By using the same analysis method, let’s check the iptables rules:

kebe@pc $ kubectl -n istio-system exec -it ztunnel-nptf6 -- iptables-save
...
-A PREROUTING -i pistioin -p tcp -m tcp --dport 15008 -j TPROXY --on-port 15008 --on-ip 127.0.0.1 --tproxy-mark 0x400/0xfff
-A PREROUTING -i pistioin -p tcp -j TPROXY --on-port 15006 --on-ip 127.0.0.1 --tproxy-mark 0x400/0xfff
...

If you directly access the node via PodIP + pod port, the traffic will be forwarded to port 15006 of ztunnel, which is the port to handle the ingress traffic in Istio.

As for the traffic whose destination port is port 15008, this is the port used by ztunnel for L4 traffic tunneling. This blog will not explain this further.

Handle traffic for Envoy itself

In the sidecar mode, Envoy and user containers run in the same network namespace. For the traffic from user containers, you need to intercept all the traffic to guarantee complete control of the traffic. However, is it also required in the ambient mesh?

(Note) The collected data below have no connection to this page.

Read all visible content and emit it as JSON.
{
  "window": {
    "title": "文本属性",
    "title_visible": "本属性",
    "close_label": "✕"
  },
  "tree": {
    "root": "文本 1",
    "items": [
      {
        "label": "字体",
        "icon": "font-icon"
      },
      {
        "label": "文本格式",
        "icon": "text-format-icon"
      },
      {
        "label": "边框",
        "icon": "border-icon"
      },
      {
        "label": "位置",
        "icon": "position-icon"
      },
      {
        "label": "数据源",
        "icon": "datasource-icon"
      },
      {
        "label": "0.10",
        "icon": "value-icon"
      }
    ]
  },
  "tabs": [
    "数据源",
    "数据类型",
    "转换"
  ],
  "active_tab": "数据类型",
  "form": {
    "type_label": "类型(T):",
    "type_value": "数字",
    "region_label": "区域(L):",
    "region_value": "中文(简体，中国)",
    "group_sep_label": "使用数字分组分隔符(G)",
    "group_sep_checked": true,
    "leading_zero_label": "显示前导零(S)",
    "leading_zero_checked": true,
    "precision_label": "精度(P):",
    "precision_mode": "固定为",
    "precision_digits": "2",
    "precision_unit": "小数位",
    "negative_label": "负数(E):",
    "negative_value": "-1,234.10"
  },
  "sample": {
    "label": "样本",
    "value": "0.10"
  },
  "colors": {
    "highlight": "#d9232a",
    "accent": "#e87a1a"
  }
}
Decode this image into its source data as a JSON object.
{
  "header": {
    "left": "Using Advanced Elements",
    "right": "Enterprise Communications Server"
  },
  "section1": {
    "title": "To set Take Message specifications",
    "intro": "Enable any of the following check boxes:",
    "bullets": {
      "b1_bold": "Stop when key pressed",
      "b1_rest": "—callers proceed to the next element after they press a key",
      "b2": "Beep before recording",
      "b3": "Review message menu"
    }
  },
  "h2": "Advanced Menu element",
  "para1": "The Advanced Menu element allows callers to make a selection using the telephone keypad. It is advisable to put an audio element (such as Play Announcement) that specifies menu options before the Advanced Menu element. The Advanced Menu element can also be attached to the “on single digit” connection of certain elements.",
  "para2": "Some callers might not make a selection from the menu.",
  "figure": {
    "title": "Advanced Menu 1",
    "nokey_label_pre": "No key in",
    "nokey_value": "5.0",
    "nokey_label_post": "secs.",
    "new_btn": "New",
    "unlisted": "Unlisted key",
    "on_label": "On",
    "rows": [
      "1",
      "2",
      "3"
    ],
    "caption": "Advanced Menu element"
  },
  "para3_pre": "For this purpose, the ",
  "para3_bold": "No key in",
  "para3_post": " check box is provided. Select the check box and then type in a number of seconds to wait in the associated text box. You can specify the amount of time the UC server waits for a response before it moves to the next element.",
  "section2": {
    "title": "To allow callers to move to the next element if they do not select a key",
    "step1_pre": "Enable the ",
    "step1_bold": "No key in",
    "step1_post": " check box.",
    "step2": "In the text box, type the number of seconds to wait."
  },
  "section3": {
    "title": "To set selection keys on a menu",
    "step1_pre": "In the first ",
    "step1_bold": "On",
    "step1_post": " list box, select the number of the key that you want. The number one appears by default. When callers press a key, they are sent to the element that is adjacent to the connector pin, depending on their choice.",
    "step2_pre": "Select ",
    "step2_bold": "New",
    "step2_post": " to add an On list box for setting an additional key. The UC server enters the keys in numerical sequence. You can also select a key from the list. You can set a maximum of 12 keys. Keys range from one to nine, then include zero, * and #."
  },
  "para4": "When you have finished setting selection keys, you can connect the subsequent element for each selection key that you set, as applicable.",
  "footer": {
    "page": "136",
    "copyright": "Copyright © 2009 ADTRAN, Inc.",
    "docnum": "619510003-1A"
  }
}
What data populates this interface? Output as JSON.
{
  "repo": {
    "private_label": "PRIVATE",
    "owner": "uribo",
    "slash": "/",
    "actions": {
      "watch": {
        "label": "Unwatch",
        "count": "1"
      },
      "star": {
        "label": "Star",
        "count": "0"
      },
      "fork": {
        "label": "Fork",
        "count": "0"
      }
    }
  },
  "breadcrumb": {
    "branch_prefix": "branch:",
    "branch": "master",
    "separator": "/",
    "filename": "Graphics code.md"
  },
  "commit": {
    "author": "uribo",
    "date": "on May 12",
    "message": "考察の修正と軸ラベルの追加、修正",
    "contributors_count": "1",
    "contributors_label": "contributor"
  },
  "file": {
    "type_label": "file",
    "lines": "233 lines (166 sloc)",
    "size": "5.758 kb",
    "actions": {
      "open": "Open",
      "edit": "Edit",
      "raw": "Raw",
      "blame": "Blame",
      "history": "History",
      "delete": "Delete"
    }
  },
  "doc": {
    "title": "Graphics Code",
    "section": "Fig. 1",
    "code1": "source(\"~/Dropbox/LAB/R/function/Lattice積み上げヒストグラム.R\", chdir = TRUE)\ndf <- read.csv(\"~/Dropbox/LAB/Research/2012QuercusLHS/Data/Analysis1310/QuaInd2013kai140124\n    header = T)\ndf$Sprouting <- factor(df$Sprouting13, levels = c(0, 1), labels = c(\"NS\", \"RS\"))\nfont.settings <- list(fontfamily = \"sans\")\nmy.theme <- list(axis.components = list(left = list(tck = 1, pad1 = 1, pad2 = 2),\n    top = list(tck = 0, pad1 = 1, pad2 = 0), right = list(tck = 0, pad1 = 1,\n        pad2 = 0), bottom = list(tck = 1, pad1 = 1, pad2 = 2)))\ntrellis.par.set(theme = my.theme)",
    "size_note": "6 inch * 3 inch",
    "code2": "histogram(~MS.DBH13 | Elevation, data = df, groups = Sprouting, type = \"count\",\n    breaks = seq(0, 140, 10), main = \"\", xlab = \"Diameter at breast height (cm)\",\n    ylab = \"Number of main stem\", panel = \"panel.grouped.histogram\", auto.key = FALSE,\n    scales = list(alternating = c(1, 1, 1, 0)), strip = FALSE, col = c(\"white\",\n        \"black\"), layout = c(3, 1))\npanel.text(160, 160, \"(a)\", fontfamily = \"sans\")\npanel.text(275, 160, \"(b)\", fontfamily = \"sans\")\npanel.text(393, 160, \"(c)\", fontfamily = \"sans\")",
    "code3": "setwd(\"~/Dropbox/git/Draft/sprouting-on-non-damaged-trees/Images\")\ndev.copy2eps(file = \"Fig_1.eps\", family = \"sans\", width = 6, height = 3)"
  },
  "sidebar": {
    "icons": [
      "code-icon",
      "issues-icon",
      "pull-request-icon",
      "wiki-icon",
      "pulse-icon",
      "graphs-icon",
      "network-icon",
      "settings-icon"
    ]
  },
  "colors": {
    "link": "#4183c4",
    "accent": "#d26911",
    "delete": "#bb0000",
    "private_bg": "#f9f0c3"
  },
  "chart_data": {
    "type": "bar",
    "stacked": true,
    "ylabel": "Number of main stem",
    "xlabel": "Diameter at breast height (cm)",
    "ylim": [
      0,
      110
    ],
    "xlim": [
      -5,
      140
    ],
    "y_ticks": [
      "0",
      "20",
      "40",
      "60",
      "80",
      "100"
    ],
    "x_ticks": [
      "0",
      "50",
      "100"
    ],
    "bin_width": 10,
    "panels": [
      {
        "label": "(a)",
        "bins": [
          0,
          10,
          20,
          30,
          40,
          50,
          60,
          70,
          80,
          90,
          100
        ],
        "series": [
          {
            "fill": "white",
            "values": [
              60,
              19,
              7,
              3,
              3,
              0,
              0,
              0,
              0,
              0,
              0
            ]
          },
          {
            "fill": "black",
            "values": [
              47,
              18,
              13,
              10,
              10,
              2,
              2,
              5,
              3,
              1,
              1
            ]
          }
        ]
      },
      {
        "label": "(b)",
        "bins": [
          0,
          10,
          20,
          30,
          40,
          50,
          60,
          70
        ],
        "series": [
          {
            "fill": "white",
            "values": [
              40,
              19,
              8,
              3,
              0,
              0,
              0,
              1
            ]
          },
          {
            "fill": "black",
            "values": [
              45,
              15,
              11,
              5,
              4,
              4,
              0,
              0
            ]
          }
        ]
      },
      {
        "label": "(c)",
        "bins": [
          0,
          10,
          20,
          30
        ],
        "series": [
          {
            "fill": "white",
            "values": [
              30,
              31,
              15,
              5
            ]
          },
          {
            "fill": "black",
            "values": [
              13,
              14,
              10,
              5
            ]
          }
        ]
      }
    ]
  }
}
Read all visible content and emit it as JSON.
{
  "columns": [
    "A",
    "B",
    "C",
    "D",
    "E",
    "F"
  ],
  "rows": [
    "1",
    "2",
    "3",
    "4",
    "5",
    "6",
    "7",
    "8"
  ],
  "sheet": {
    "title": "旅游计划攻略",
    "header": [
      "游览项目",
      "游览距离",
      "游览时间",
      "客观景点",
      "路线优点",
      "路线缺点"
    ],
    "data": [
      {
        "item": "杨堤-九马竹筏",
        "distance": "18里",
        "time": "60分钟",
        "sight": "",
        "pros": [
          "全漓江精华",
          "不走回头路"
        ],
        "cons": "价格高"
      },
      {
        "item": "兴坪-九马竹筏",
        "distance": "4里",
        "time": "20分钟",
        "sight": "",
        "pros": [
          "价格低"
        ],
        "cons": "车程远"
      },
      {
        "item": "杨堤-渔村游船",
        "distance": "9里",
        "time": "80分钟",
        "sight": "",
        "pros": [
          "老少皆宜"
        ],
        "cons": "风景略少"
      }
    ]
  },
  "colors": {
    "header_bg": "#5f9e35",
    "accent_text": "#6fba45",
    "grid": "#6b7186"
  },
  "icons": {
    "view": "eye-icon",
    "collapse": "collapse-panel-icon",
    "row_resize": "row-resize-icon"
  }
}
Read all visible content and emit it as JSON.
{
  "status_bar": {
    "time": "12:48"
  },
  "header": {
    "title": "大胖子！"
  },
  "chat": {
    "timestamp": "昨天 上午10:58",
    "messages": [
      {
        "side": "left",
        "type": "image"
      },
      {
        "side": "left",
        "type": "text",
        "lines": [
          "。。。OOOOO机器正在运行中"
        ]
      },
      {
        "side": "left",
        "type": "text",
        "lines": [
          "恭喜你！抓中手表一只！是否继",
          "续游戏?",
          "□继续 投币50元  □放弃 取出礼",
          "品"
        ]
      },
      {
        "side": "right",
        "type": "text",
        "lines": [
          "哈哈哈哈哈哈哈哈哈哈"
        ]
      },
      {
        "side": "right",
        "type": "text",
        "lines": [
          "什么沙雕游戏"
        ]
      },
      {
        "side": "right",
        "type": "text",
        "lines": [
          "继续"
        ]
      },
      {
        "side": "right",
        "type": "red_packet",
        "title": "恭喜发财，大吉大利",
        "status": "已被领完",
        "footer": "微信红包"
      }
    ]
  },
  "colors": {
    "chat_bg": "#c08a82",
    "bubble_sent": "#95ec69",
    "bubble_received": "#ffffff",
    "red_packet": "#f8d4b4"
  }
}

The answer is no, because Envoy has been isolated from other pods. The traffic sent by Envoy does not require special notice. In other words, you only need to handle ingress traffic for ztunnel, so the rules in ztunnel seem relatively simple.

Wrapping up

As above explained, this blog mainly analyzed the scheme for Pod traffic interception in the ambient mesh, but this blog has not involved with how to handle L7 traffic and the specific principles of ztunnel implementation. The next plan is to analyze the detailed traffic paths in ztunnel and waypoint proxy.